Assim, enquanto a vontade é causada por outras ideias, a ação é, por sua vez, causada por outras ações. Ambas, segundo Spinoza, são elos de uma rede universal de ideias e eventos regidos por um determinismo universal. No entanto, a vontade, tanto para Spinoza como para Schopenhauer, está associada a corpos externos aos quais visamos modificar: o educador quer educar seus aprendizes, o pintor quer mudar as cores de suas telas, o escultor quer dar formas à pedra bruta e o trabalhador quer deslocar seus objetos de trabalho. Enquanto para Schopenhauer a vontade é numênica e, portanto, uma espécie de substância irremovível; para Spinoza, a vontade que se volta ao exterior poderá suscitar mais ou menos paixões, a depender das causas serem mais ou menos próprias ao ser voluntarioso.
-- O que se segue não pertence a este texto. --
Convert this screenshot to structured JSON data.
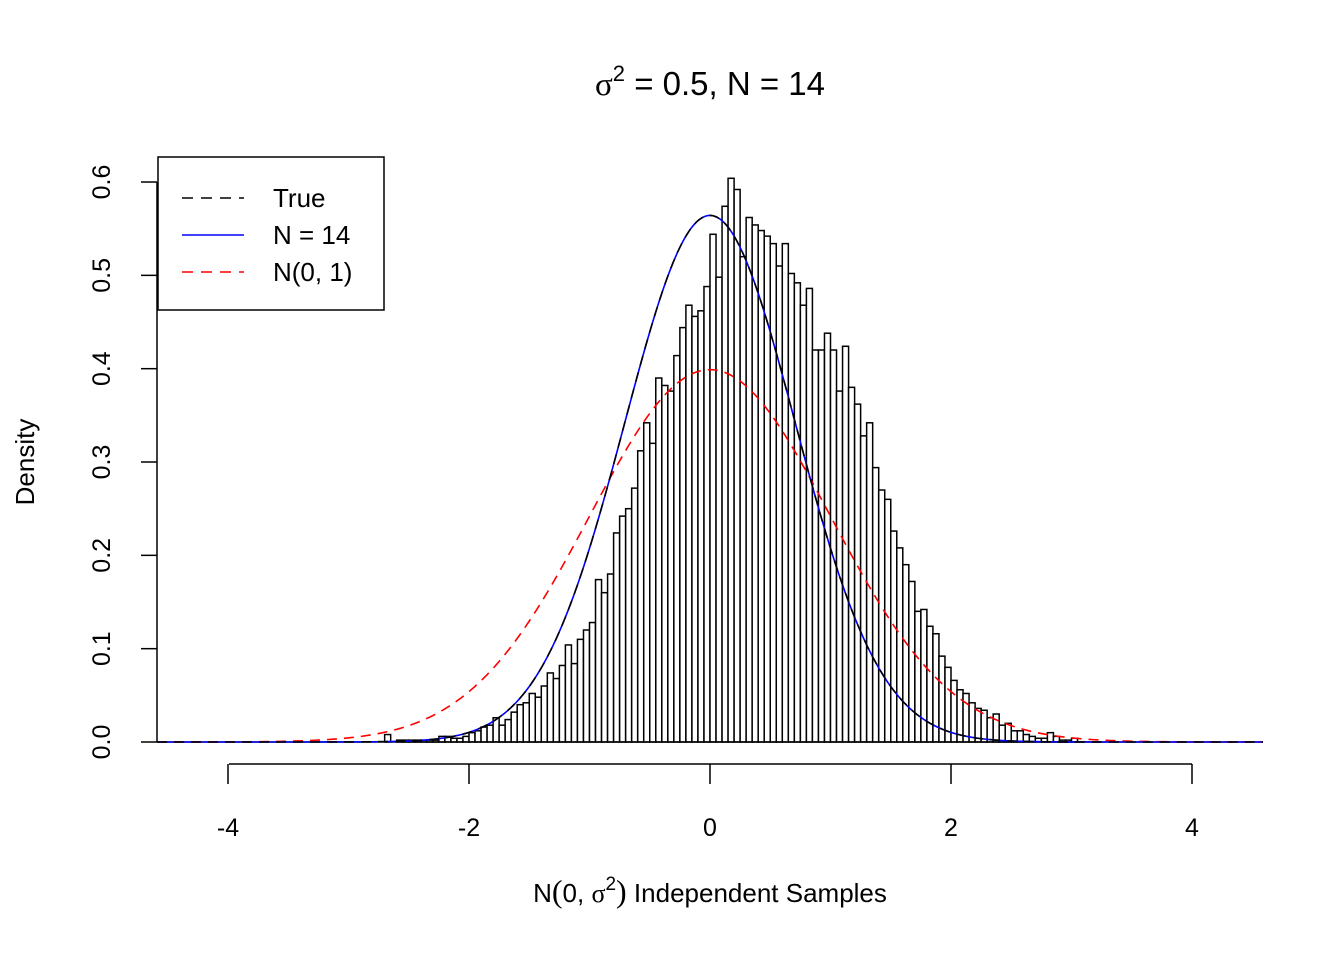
{
  "chart_data": {
    "type": "histogram",
    "title": {
      "sigma": "σ",
      "sup": "2",
      "rest": " = 0.5, N = 14"
    },
    "xlabel": {
      "pre": "N",
      "paren_open": "(",
      "inner": "0, ",
      "sigma": "σ",
      "sup": "2",
      "paren_close": ")",
      "post": " Independent Samples"
    },
    "ylabel": "Density",
    "xlim": [
      -4.6,
      4.6
    ],
    "ylim": [
      0,
      0.6
    ],
    "x_ticks": [
      -4,
      -2,
      0,
      2,
      4
    ],
    "x_tick_labels": [
      "-4",
      "-2",
      "0",
      "2",
      "4"
    ],
    "y_ticks": [
      0.0,
      0.1,
      0.2,
      0.3,
      0.4,
      0.5,
      0.6
    ],
    "y_tick_labels": [
      "0.0",
      "0.1",
      "0.2",
      "0.3",
      "0.4",
      "0.5",
      "0.6"
    ],
    "bin_start": -2.7,
    "bin_width": 0.05,
    "bin_densities": [
      0.008,
      0,
      0.002,
      0.002,
      0.002,
      0.002,
      0.002,
      0.002,
      0.002,
      0.006,
      0.006,
      0.004,
      0.004,
      0.006,
      0.01,
      0.012,
      0.016,
      0.018,
      0.026,
      0.018,
      0.024,
      0.032,
      0.04,
      0.042,
      0.052,
      0.048,
      0.06,
      0.074,
      0.068,
      0.082,
      0.104,
      0.084,
      0.11,
      0.12,
      0.128,
      0.174,
      0.16,
      0.18,
      0.224,
      0.242,
      0.25,
      0.272,
      0.312,
      0.342,
      0.32,
      0.39,
      0.382,
      0.376,
      0.414,
      0.444,
      0.468,
      0.456,
      0.462,
      0.488,
      0.544,
      0.498,
      0.574,
      0.604,
      0.592,
      0.52,
      0.562,
      0.554,
      0.548,
      0.542,
      0.534,
      0.51,
      0.534,
      0.502,
      0.492,
      0.468,
      0.486,
      0.42,
      0.42,
      0.438,
      0.42,
      0.376,
      0.424,
      0.38,
      0.362,
      0.328,
      0.342,
      0.294,
      0.27,
      0.26,
      0.226,
      0.208,
      0.19,
      0.172,
      0.14,
      0.142,
      0.124,
      0.116,
      0.092,
      0.08,
      0.066,
      0.056,
      0.052,
      0.042,
      0.036,
      0.034,
      0.026,
      0.03,
      0.018,
      0.02,
      0.012,
      0.012,
      0.008,
      0.006,
      0.004,
      0.004,
      0.01,
      0.006,
      0.002,
      0.002,
      0.004
    ],
    "series": [
      {
        "name": "True",
        "color": "#000000",
        "dash": "dashed",
        "mean": 0,
        "variance": 0.5
      },
      {
        "name": "N = 14",
        "color": "#0000ff",
        "dash": "solid",
        "mean": 0,
        "variance": 0.5
      },
      {
        "name": "N(0, 1)",
        "color": "#ff0000",
        "dash": "dashed",
        "mean": 0,
        "variance": 1.0
      }
    ],
    "legend": {
      "position": "top-left",
      "entries": [
        "True",
        "N = 14",
        "N(0, 1)"
      ]
    }
  }
}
Segundo o filósofo alemão, em seu opúsculo Livre arbítrio[[SCHOPENHAUER, A. O livre arbítrio, Über den willen in der natur. Rio de Janeiro: Ediouro, s/d.]], com respaldo do próprio Spinoza, a vontade não é contingente ou absolutamente livre, pois, se dentro de certos limites físicos e sociais posso fazer o que quero, será que posso querer o que quero? Não será neste exato sentido que Einstein parece fazer coro às concepções convergentes de Spinoza e Schopenhauer, não reconhecendo nenhuma sorte de livre-arbítrio à vontade de acender seu cachimbo?

Sinceramente não consigo entender o que as pessoas querem dizer quando falam sobre a liberdade do arbítrio humano. Sinto, por exemplo, que desejo isto ou aquilo, mas que relação tem isso com a liberdade, eu simplesmente não compreendo. Sinto que desejo acender o meu cachimbo e o faço, mas como posso associar isso à ideia de liberdade? O que está por trás do ato de acender o cachimbo? Um outro ato de arbítrio?[[EINSTEIN, citado por PAIS, A.. Sutil é o Senhor, Rio de Janeiro: Nova Fronteira, 1997b, p. 156.]]

Queremos livremente as coisas ou o mundo determina de alguma maneira a nossa vontade? Seria esta apenas a ponta visível de um grande iceberg que é o desejo que seria livre o suficiente para desejar coisas opostas? Segundo esses pensadores, a vontade é determinada e, para Spinoza, associa-se às ações que o corpo humano realiza sobre os demais corpos que o cercam, ocorrendo paralelamente a um conjunto de ideias que a mente tem de seu próprio corpo atuante. Assim, para Spinoza, e por tabela para Einstein, nada existiria no universo de contingente, casual ou arbitrário, incluindo-se o próprio livre arbítrio, definido como a liberdade da vontade para escolher entre várias opções. Esta concepção leva os religiosos a acreditarem que, sem a graça divina, o indivíduo fatalmente incorrerá no pecado e no vício, enquanto os racionalistas pretendem que o livre arbítrio deva ser guiado pela razão.

Os homens enganam-se quando se julgam livres, e esta opinião consiste apenas em que eles têm consciência de suas ações, e são ignorantes das causas pelas quais são determinados. O que constitui, portanto, a ideia de sua liberdade é que eles não conhecem nenhuma causa de suas ações. Com efeito, quando dizem que as ações humanas dependem da vontade, dizem meras palavras das quais não têm nenhuma ideia. Efetivamente todos ignoram o que seja a vontade e como é que ela move o corpo (E II, prop. XXXV, esc.)